"We live in a world where information is toppling the old pyramids of inherited power. Institutions and hierarchies have failed to solve society's problems, and people are beginning to rise up together — in the woman's movement and the peace movement, and the ethnic identity movement, and the save-the-whales movement — to do it themselves. The question is: who will help the people at the foot of the mountain to turn the transfiguring light of Christ into the dark spots of life where the suffering wait for the demons to be expelled if not those who, this time, minister day and night, night and day, to those made helpless by those systems?

"We live in a world with a shifting economic center that is leaving in its wake a whole new world of poverty and unemployment and undersubsidized public services that breed crime and destitution and ignorance and malnutrition and underdevelopment and revolutionary anger. And new improved political meanness to control it. The question is: who will care for the people left behind? Who will set out to reform the system if not those who minister firsthand to the results of the damage it wreaks?

"We are ministering in parishes well, but now we must transform the parishes from islands of ritual to arenas of prophetic participation. We are ministering in prisons well, but now we must transform the prisons from places of punishment to centers of newfound dignity.

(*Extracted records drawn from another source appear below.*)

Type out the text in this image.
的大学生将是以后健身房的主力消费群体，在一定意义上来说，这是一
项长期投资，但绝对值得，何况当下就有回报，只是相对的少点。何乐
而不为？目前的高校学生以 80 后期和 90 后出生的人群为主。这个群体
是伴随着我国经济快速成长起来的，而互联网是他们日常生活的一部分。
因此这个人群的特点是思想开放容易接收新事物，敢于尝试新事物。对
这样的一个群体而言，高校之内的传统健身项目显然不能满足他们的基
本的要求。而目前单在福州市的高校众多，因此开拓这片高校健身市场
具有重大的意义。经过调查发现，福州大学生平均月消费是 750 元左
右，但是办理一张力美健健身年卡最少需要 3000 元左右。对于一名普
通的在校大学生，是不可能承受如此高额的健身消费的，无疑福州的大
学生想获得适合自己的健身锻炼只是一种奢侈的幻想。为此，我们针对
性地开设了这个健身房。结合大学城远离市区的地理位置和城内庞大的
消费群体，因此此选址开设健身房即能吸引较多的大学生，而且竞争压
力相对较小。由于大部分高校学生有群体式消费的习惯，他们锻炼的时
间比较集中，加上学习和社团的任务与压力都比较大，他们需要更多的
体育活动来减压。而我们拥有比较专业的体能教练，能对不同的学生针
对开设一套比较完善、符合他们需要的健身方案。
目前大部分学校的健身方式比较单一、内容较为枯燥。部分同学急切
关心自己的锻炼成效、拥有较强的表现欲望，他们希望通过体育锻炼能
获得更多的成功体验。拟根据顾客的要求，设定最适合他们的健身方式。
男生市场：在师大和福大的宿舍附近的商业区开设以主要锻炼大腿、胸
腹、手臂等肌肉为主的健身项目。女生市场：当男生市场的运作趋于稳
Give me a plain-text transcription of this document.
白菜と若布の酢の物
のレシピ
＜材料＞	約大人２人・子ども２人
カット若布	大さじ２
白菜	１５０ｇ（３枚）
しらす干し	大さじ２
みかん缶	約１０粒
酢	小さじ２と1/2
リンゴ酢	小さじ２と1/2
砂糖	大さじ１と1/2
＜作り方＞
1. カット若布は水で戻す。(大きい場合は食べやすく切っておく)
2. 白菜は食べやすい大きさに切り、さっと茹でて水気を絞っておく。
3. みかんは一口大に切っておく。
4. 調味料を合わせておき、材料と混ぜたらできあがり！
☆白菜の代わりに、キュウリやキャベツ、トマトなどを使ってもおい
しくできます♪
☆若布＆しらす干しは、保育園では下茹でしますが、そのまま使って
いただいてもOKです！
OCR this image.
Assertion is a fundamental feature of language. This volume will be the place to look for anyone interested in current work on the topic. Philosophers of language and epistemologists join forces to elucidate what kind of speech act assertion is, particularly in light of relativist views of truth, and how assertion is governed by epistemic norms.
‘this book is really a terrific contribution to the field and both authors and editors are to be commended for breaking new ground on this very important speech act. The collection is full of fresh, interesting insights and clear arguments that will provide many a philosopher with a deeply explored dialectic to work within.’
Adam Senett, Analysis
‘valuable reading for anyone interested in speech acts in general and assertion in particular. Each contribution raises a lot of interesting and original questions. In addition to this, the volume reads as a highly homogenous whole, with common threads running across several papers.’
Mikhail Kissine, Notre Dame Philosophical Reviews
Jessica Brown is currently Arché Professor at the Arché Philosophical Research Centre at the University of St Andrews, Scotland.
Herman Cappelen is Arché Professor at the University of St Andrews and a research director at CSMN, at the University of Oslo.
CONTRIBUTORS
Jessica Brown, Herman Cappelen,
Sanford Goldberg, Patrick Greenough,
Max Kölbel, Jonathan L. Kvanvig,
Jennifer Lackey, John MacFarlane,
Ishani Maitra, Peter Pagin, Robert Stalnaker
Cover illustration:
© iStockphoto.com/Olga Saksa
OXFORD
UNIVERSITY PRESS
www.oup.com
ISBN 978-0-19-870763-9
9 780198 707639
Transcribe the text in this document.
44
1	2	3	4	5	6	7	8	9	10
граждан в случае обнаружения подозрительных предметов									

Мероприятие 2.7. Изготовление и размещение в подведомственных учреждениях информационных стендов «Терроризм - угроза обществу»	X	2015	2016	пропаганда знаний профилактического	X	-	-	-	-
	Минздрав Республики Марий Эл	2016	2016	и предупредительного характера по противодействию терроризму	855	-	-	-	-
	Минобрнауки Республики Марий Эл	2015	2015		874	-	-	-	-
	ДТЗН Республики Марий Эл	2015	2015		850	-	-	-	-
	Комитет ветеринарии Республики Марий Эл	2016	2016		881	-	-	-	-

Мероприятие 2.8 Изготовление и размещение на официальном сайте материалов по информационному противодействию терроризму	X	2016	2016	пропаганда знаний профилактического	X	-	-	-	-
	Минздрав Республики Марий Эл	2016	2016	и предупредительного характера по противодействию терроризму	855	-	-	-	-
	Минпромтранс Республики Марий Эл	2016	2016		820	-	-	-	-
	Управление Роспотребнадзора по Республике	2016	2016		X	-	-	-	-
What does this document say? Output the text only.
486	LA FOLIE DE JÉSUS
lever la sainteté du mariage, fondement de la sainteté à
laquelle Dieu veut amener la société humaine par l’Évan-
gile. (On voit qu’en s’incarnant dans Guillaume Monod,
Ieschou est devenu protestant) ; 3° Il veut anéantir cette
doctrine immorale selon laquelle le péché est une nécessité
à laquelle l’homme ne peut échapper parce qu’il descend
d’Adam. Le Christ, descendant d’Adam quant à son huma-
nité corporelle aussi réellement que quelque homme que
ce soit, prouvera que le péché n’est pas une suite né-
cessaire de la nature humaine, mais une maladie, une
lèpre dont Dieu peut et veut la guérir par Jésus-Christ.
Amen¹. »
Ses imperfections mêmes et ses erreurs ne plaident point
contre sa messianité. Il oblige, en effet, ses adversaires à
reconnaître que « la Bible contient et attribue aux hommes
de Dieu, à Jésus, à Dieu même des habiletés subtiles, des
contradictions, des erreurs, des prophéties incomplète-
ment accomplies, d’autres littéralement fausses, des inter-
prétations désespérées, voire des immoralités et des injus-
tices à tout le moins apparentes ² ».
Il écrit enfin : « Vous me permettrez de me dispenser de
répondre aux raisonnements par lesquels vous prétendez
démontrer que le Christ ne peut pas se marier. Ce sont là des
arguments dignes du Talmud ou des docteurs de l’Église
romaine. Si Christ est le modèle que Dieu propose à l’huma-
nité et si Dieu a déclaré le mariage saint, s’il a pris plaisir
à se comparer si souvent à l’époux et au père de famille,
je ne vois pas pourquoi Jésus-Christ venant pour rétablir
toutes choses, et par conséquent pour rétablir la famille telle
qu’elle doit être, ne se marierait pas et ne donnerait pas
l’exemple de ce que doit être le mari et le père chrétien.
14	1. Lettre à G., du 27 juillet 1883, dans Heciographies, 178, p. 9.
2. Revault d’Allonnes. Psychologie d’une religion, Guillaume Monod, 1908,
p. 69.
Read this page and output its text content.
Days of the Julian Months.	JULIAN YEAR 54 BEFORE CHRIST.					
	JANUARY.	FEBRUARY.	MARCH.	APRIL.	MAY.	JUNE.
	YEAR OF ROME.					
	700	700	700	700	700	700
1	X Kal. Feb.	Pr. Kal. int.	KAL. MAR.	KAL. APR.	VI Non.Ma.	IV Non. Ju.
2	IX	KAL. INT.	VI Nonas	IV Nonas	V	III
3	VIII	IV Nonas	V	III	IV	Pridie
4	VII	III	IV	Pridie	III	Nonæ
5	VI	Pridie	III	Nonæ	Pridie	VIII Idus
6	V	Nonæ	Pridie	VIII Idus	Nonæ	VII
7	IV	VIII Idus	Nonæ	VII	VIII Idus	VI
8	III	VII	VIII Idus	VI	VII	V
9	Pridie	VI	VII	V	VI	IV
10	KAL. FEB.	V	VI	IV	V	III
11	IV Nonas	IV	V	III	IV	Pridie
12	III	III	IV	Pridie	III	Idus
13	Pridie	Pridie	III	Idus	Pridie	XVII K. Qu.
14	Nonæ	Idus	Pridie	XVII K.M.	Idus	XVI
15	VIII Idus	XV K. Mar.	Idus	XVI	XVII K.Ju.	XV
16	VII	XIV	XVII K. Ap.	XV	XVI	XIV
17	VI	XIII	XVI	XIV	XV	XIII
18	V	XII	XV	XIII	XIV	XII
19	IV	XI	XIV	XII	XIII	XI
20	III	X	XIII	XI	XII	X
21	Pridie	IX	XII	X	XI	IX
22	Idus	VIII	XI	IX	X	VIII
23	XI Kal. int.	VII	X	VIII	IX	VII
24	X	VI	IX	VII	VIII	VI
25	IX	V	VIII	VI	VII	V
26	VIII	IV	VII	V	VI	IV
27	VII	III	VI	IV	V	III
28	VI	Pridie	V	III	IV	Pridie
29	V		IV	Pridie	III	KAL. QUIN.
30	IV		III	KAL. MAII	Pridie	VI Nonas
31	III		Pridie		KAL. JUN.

"We are ministering to neglected women well, but now we must enable women to gain the fullness of humanity, the center of the gospel life, not simply a hard-won, long-suffering faith.

"We are ministering at bedsides well, but now we must bring the ill and the dying a hope of their importance in our national agenda and attention to the cost of their care, not simply the warmth of our presence.

"We must be for the poor not simply a handout but a voice on their behalf where the poor are not heard and their pain is not registered. If we are to really minister, it is up to us to first be transformed ourselves so that we can then be really transfiguring. We must be aware not simply of the pain but of why the hurting hurts. And then we must set out not simply to comfort or care for them but to do something to cure the causes as well as the symptoms."